The Human Relations Area Files (HRAF) at Yale University is launching a study to determine how cultures may have adapted to unpredictable natural hazards in the past; the work is supported by a four-year interdisciplinary behavioral science research grant from the National Science Foundation.

Founded in 1949 as a financially independent research agency of Yale University, HRAF is a not-for-profit membership consortium of universities, colleges, and research institutions that aims to encourage and facilitate the cross-cultural study of human culture, society and behavior in the past and present.

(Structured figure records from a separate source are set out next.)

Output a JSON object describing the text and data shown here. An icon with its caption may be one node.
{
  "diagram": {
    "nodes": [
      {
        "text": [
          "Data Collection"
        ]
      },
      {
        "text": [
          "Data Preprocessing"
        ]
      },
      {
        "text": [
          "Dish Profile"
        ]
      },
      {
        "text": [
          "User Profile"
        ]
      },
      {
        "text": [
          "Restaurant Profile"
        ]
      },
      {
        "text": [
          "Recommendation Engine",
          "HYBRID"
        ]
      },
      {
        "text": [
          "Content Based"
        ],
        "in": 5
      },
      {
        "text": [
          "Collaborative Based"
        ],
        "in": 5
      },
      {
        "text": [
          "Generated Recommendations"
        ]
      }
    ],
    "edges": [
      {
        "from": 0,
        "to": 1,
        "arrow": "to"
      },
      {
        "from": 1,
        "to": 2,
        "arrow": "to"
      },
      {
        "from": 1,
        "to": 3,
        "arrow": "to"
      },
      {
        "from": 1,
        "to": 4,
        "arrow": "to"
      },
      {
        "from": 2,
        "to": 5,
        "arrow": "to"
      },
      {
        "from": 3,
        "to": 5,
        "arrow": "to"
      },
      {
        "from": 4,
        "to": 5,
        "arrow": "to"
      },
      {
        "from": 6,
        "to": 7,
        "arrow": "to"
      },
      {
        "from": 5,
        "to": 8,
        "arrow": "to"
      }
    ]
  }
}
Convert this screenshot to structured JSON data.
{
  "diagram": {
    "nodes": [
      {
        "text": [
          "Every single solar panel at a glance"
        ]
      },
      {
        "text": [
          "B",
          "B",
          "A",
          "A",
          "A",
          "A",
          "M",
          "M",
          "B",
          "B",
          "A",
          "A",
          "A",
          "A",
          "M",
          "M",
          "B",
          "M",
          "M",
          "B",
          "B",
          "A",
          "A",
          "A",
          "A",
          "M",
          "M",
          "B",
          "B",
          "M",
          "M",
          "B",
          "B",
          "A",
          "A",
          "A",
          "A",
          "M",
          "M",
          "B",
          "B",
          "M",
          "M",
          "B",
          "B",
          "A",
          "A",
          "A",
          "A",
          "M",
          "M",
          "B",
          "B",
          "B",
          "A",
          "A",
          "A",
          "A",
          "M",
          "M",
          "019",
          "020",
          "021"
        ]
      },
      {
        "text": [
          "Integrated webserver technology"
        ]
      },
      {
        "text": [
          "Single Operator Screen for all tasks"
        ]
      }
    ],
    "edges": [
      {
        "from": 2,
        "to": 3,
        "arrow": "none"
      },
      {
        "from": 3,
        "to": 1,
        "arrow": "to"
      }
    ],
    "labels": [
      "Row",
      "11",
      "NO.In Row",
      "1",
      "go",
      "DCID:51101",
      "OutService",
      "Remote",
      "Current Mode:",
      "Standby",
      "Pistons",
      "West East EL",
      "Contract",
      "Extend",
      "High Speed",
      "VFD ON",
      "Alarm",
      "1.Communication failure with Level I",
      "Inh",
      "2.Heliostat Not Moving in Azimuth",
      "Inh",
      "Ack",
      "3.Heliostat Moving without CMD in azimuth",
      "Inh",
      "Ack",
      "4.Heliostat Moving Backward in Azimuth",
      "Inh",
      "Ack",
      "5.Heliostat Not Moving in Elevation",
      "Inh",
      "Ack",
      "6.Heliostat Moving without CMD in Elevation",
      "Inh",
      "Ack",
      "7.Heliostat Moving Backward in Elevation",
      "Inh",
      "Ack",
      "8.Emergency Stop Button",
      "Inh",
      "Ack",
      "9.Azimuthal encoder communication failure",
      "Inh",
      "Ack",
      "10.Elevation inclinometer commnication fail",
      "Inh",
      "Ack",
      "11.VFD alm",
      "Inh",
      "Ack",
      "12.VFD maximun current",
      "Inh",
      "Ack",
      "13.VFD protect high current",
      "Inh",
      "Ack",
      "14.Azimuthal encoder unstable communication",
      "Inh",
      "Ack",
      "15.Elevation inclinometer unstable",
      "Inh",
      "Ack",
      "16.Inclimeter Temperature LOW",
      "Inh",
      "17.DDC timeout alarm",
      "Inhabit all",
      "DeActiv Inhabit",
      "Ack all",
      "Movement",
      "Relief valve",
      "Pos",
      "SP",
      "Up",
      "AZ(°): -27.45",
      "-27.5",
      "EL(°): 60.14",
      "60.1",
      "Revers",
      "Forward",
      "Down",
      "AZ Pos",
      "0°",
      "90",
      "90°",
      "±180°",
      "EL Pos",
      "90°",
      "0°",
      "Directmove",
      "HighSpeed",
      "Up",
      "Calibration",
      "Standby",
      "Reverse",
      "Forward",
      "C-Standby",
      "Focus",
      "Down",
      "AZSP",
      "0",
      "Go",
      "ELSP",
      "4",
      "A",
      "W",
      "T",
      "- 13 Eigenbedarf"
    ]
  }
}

The research team will address broad questions such as: How often do events have to occur for humans to plan for them? Do unpredictable hazards lead to different cultural transformations than do more predictable hazards? Under what conditions are contingency plans overwhelmed in the face of natural hazards that are more severe or more frequent than normal? 

Answers to these questions, the researchers say, may give insights into humans’ future engagement with climate change.

 “A major premise of the research is that climate-related disasters are not new and therefore it is imperative to understand how human societies in the past adapted to unpredictable environments,” explains Carol Ember, HRAF’s president and the principal investigator. “We expect to find that societies living in more unpredictable environments will have arrived at some common solutions, such as wider social networks, more diversification, and more cooperation, as compared with societies living in more predictable environments.”

She adds, “With our interdisciplinary team, we will be comparing ethnographically described societies, archaeological traditions going back 15,000 years to the recent past, and contemporary countries. We are looking at many different cultural domains, so for much of our research we will use eHRAF World Cultures and eHRAF Archaeology (two online databases developed by HRAF)to speed up finding the information we need.” 

The research team also includes cultural anthropologists Teferi Abate Adem and Ian Skoggard at HRAF, and Eric C. Jones at the University of Texas-Houston;  a cross-cultural psychologist, Michele Gelfand, from the University of Maryland;  an archaeologist, Peter N. Peregrine, from Lawrence University , and a climatologist, Benjamin Felzer, from Lehigh University.